The lowest grade of salaried academic is called a teaching assistant and is normally studying for a masters or doctorate at the same university. People at this level receive 200 pesos (£33) a month for 20 hours of teaching work (£1.60 per hour). A full-time academic with ten years of experience will earn about 2,500 pesos (£411 pounds) a month.

Sandra Fernández, who teaches zoology pro bono at the faculty of natural sciences at the National University of La Plata, said: "My responsibilities are the same as those of a paid assistant. I put in the hours needed to prepare the classes to a high standard, including the practical work. I have to organise many things from home.

"It's a good question as to why I do it for nothing. The simple answer is: I like what I do.

"I suppose I have colleagues who also do it out of pleasure and, furthermore, as part of their academic development because it is important to show experience when it comes to competing for salaried teaching posts and the allocation of scholarships."

The Government is currently in talks with the trade unions about increasing the national budget for state universities by 30 million pesos (£5 million) this year so that pro bono teachers can receive a salary.

However, the trade unions say the amount needed is 205 million pesos (£34 million) a year, which would give every pro bono teacher a salary of 533 pesos (£88) a month.

The Ministry for Education plans to carry out a nationwide census of academics to find out the exact number of academics working pro bono .


Maria Florencia Cendali has been teaching sociology pro bono at the University of Buenos Aires for three years.

She said: "It should be made clear that all teachers who work in private and public universities get miserable salaries that do not reflect their work or the social and economic situation of our country.

"As to why many academics work for free, I think you must distinguish between universities, faculties and positions, because the motives vary.

"In my experience, most do it as a way in, to obtain contacts for other jobs, to have some cachet in front of other professionals and in the hope of one day acquiring a paid position."

Since 2004, she has worked as a pro bono teacher in the social sciences faculty, spending four hours a week teaching plus several hours more preparing for classes.

"From the moment I made the decision that teaching was the way in which I wanted to realise my profession, sociology, I knew that working pro bono would be the beginning of the path I had to take to put this decision into practice," she said.

"I began to teach for free as an assistant when I was halfway through my university studies.

"Although some universities have fewer teachers who work pro bono than others, this kind of work has come to be seen as something natural and normal."

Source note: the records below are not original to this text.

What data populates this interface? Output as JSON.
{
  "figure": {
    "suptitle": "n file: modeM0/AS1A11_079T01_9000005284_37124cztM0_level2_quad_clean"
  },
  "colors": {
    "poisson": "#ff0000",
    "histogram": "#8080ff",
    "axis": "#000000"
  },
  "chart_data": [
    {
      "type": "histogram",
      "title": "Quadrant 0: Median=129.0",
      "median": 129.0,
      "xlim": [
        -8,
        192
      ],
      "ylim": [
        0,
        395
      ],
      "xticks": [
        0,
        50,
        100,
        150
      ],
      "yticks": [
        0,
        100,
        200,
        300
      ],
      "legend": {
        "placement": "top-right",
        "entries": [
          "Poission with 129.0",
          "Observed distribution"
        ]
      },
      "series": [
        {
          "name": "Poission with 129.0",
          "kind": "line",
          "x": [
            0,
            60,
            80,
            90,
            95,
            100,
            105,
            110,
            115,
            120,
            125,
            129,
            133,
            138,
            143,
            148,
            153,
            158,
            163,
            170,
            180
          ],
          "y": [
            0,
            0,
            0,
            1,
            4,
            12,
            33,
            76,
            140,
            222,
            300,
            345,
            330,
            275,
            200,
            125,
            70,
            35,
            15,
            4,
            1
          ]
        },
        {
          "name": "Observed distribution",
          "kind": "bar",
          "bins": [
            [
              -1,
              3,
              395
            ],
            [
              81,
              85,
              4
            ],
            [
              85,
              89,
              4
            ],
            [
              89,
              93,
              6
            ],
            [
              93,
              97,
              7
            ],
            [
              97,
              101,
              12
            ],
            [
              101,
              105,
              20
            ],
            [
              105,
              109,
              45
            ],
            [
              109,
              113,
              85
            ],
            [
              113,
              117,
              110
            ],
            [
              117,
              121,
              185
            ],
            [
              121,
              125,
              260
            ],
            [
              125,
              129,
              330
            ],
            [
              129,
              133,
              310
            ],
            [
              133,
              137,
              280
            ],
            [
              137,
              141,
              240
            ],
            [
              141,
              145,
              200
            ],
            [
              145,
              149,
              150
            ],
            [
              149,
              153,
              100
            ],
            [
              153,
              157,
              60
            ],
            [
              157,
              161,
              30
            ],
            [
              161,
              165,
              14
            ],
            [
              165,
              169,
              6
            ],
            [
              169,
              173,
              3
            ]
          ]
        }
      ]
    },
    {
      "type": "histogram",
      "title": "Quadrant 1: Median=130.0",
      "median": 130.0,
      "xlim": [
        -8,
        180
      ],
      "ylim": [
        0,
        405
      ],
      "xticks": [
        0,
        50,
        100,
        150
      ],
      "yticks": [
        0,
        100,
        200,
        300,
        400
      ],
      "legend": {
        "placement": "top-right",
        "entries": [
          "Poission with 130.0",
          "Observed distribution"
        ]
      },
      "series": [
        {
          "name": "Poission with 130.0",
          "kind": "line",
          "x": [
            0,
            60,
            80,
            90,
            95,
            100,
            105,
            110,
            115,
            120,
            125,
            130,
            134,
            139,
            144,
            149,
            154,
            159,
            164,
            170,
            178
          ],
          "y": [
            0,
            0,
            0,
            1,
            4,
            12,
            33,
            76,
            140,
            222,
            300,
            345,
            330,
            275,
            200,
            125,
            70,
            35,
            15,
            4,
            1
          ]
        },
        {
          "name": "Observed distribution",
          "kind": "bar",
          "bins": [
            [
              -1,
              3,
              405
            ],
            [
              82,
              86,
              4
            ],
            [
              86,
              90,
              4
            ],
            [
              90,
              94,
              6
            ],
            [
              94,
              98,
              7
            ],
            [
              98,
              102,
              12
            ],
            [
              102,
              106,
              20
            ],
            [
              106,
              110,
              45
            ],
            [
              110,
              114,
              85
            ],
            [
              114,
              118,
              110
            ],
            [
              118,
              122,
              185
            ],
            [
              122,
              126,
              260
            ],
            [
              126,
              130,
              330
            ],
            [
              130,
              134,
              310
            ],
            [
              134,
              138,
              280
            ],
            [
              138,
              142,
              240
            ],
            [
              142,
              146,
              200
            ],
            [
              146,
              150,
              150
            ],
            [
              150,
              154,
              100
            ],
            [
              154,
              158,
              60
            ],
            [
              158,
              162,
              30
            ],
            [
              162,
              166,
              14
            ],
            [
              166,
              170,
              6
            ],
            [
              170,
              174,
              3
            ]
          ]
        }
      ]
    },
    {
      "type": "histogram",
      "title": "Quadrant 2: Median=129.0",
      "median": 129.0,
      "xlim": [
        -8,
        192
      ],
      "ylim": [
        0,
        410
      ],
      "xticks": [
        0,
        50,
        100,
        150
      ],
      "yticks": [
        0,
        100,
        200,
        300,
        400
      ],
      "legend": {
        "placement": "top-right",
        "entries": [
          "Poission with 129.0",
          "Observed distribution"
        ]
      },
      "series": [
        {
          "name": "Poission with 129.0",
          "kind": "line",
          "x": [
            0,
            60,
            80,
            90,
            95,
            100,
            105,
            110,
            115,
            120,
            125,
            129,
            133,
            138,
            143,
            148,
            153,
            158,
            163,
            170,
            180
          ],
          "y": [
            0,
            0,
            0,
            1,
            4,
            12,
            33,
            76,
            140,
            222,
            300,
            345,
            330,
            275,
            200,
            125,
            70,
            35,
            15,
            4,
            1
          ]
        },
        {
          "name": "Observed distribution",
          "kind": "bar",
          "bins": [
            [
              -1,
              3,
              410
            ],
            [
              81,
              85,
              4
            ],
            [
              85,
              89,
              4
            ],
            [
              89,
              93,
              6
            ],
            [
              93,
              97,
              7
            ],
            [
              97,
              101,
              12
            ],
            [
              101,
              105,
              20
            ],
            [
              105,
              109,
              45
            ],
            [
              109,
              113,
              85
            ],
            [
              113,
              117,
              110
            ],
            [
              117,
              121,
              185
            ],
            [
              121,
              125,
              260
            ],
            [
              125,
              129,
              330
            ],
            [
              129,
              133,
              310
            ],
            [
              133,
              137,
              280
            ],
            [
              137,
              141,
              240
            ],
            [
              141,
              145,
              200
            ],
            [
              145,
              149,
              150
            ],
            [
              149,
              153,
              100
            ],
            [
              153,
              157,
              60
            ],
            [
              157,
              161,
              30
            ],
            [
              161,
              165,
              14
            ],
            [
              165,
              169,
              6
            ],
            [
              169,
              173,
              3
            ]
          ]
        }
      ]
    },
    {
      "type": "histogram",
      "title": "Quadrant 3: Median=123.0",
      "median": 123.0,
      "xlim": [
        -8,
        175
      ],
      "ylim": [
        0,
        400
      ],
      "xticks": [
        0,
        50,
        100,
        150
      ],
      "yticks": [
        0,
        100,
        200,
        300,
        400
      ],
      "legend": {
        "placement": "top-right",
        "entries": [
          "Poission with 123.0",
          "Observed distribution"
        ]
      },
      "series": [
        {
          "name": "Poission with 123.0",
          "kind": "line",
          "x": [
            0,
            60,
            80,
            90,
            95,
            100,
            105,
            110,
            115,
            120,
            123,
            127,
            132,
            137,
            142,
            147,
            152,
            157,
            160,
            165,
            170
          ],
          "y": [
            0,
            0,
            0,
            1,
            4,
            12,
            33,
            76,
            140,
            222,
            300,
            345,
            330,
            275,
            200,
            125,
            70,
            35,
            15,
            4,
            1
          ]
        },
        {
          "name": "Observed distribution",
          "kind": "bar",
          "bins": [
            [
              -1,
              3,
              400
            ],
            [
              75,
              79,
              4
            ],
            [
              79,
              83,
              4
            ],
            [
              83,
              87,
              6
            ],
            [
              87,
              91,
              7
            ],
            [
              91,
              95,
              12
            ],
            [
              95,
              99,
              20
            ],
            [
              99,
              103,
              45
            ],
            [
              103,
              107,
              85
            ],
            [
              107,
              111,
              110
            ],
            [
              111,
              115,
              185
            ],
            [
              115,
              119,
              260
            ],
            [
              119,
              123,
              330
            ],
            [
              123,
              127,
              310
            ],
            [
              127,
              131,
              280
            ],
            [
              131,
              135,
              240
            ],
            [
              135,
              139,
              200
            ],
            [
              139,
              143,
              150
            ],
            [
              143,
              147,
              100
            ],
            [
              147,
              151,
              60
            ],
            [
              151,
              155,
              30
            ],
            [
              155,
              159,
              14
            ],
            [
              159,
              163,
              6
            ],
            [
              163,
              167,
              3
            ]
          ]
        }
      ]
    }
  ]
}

* There are 38 state universities and 60 private ones

* The state universities have a total of 900,000 students and the private ones 400,000

* About 40 per cent of young people attend university

* The University of Buenos Aires has about 200,000 students

* The student dropout rate at UBA is 21 to 22 per cent

* The total number of salaried academics nationwide is 115,000

* There are no student loans in the country, and only 10,000 students receive a scholarship. Otherwise, their families pay or they work

* It is common for students to take up to seven or eight years to complete their studies

* The total higher education budget is 4.3 billion pesos (£708 million) for this year.